Ben presto ci
accorgemmo (o meglio, fu Toro Scatenato a dichiararlo, sostenendo che
glielo aveva detto un uccellino) di essere pedinati sia da un nutrito
gruppo di sudisti – almeno una dozzina -, guidati da un indiano,
sia da alcuni di quegli infedeli neri come il peccato, i quali si
tenevano nascosti nella boscaglia. Non appena arrivammo in una zona
montuosa, anche considerato il fatto che il nostro vantaggio si
assottigliava, ci disponemmo ad un'imboscata. Simulammo di esserci
accampati, lasciando i manichini e il ferito Doc attorno al fuoco,
mentre noi ci nascondemmo nella boscaglia in modo da tenere sotto
tiro la pista. Disgraziatamente, non appena l'indiano alla guida dei
sudisti vide l'accampamento, il gruppo si fece più guardingo, e il
comandante Lomax, che conduceva il drappello, lo divise addirittura
in tre: cinque salirono verso il luogo dove io mi ero appostato,
sotto la scorta del gigantesco indiano; tre proseguirono lungo la
pista; altri cinque procedettero fra la boscaglia più lontana da
noi. Giunti quasi all'accampamento, l'indiano si avvide dell'inganno,
fece appena in tempo a urlare che si trattava di una trappola prima
di essere falciato dalla precisa pistolettata del pur ferito Doc,
mentre le fucilate di Bret sistemavano gli altri due.
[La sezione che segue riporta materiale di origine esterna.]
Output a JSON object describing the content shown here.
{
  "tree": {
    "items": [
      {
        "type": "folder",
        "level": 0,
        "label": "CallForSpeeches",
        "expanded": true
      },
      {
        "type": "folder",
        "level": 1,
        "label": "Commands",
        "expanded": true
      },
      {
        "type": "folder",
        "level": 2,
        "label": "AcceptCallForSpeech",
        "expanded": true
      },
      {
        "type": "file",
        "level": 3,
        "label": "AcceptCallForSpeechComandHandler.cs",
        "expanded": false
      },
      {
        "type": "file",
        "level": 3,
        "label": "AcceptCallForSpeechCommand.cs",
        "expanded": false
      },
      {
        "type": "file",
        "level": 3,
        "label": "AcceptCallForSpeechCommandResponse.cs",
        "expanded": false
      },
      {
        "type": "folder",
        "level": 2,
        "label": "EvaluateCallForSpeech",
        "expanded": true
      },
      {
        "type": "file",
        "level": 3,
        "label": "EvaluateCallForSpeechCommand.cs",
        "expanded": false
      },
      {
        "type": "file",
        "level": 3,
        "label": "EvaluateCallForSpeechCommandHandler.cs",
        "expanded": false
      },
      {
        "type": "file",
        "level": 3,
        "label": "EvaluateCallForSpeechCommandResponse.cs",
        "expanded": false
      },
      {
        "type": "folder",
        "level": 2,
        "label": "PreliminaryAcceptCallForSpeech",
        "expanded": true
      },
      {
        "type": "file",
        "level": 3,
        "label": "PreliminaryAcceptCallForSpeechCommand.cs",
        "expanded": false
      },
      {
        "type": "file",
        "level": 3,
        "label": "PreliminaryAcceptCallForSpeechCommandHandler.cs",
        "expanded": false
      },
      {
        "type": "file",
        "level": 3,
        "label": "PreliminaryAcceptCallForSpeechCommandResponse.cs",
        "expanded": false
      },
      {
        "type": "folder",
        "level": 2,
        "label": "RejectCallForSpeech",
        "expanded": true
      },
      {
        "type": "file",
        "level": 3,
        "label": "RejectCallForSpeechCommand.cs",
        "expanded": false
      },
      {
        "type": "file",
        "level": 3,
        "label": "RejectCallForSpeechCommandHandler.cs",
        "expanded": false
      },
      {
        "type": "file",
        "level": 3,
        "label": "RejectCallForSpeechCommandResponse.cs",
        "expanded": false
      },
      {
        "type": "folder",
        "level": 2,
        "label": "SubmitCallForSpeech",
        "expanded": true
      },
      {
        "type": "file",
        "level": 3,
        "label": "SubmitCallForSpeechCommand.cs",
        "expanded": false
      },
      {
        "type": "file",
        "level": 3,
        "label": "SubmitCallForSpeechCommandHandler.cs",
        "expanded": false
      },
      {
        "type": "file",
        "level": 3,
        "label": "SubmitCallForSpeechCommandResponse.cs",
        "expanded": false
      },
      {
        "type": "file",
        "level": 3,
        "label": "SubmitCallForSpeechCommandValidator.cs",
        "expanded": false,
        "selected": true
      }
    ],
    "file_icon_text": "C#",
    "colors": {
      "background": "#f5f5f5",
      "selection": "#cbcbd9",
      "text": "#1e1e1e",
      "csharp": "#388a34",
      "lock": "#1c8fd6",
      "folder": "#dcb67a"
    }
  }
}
Nel contempo,
io feci risuonare alta la Voce dell'Agnello di Dio, ossia della mia
Gatling, riuscendo subito a redimere con la morte tre dei peccatori
che ci stavano inseguendo, mentre gli altri due si rifugiarono sotto
un masso. La situazione sarebbe stata tranquilla, se improvvisamente
non fossi stato colpito alla mano da una stella di ferro, piccola ma
dolorosissima, scagliata da uno di quei diavoli neri mascherati,
spuntati dal folto degli alberi. Per fortuna, Toro Scatenato si
lanciò come un ossesso sugli infedeli, uccidendone uno sul colpo e
ingaggiando un duello all'arma bianca con il secondo, che lo avrebbe
tenuto impegnato ancora per un po', ma che poi avrebbe vinto.
Intanto, il mio Agnello ebbe modo di redimere un altro peccatore.